24 October 2012, Sweetcrude, LAGOS – A bulk of the 180,000 barrels of crude oil stolen daily by oil thieves in Nigeria is going to the Balkans and Singapore, Nigeria’s former ambassador to Brazil, Mr Patrick Dele Cole, has revealed.
Cole, a former presidential adviser, who launched a campaign against crude oil theft on Monday, said the main buyers of the stolen oil are organised criminal networks in the Balkans and refiners in Singapore.
He told Reuters that 90 percent of oil snatched from Nigeria was sold on world markets, based on estimates from oil firms and the ministry.
Just 10 percent was refined locally by gangs operating in the creeks and swamps of the delta, Cole, who is from the oil-rich Niger Delta, disclosed.
“International theft is diverting huge quantities … and the sophistication of the exercise — from breaching the pipeline, to having barges, to knowing when ships are at the port, to being paid — is major,” he said.
Cole, who has passionately argued for a global solution to the problem in the past, opened a campaign on Monday to raise awareness and try to nudge the government into action.
He maintained that much of the oil sold had been traced to criminal networks in the Balkans, especially Ukraine, Serbia, and Bulgaria, better known for things like cigarette smuggling or trafficking sex workers.
“On the evidence we have, the Balkan mafia organisations are well represented in Nigeria … You can’t chase these guys easily.
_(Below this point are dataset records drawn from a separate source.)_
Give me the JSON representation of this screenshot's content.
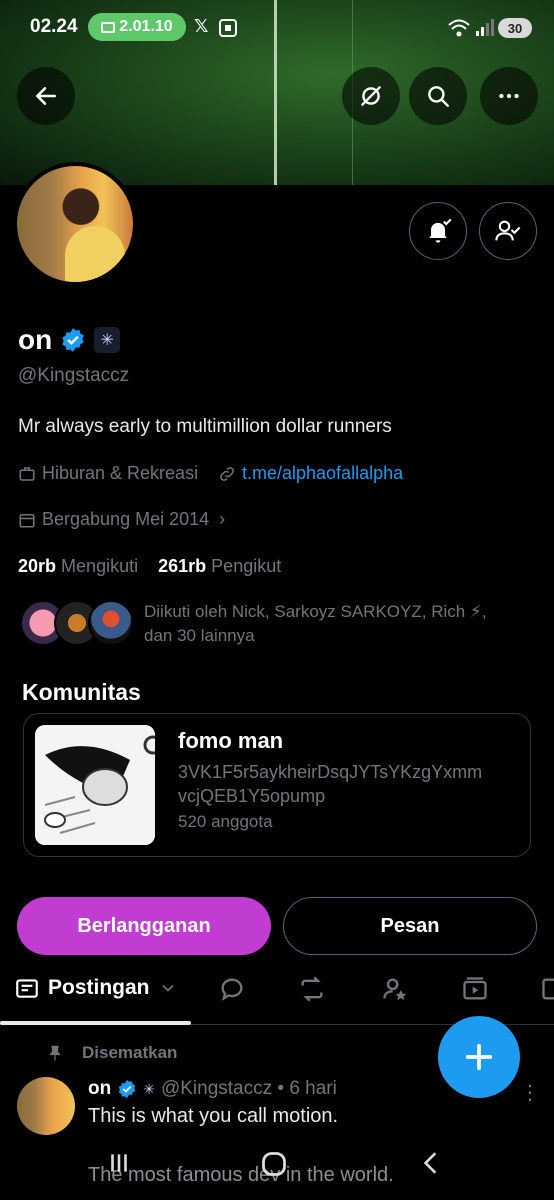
{
  "status_bar": {
    "time": "02.24",
    "recording": "2.01.10",
    "battery": "30"
  },
  "profile": {
    "name": "on",
    "handle": "@Kingstaccz",
    "bio": "Mr always early to multimillion dollar runners",
    "category": "Hiburan & Rekreasi",
    "link": "t.me/alphaofallalpha",
    "joined": "Bergabung Mei 2014",
    "following_count": "20rb",
    "following_label": "Mengikuti",
    "followers_count": "261rb",
    "followers_label": "Pengikut",
    "followed_by_line1": "Diikuti oleh Nick, Sarkoyz SARKOYZ, Rich ⚡,",
    "followed_by_line2": "dan 30 lainnya"
  },
  "community": {
    "section_title": "Komunitas",
    "name": "fomo man",
    "desc_line1": "3VK1F5r5aykheirDsqJYTsYKzgYxmm",
    "desc_line2": "vcjQEB1Y5opump",
    "members": "520 anggota"
  },
  "actions": {
    "subscribe": "Berlangganan",
    "message": "Pesan"
  },
  "tabs": {
    "active": "Postingan"
  },
  "post": {
    "pinned_label": "Disematkan",
    "author": "on",
    "handle_time": "@Kingstaccz • 6 hari",
    "text": "This is what you call motion.",
    "text2": "The most famous dev in the world."
  },
  "colors": {
    "accent": "#1d9bf0",
    "subscribe": "#c13cd1",
    "verified": "#1d9bf0"
  }
}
They’re as slippery as the proverbial eel.”
Singapore, the world’s top refiner, was also taking a large chunk. He urged Nigeria to confront Singaporean authorities.
Nigeria relies on oil for more than 95 percent of government revenues.
The figure of 180,000 bpd stolen comes from the upper end of an estimate by Shell, the biggest operator in the country, which frequently complains about the practice.
The 2009 amnesty prgramme introduced by the government for Niger Delta militants sharply reduced militancy in the Niger Delta, a network of creeks and wetlands where the Niger river tips into the Atlantic, but bunkering has worsened since then.
Part of what facilitates it, Cole said, is that neither the state oil firm, nor the government nor the oil companies were publishing transparent figures about how much oil they produced, making it much harder to detect missing cargoes.
He called for better metering, accounting of ships coming to and from major oil ports, questioning crews of ships suspected to be involved and cracking down on collusion by the military.
“We want to make bunkering a lot less attractive,” he said.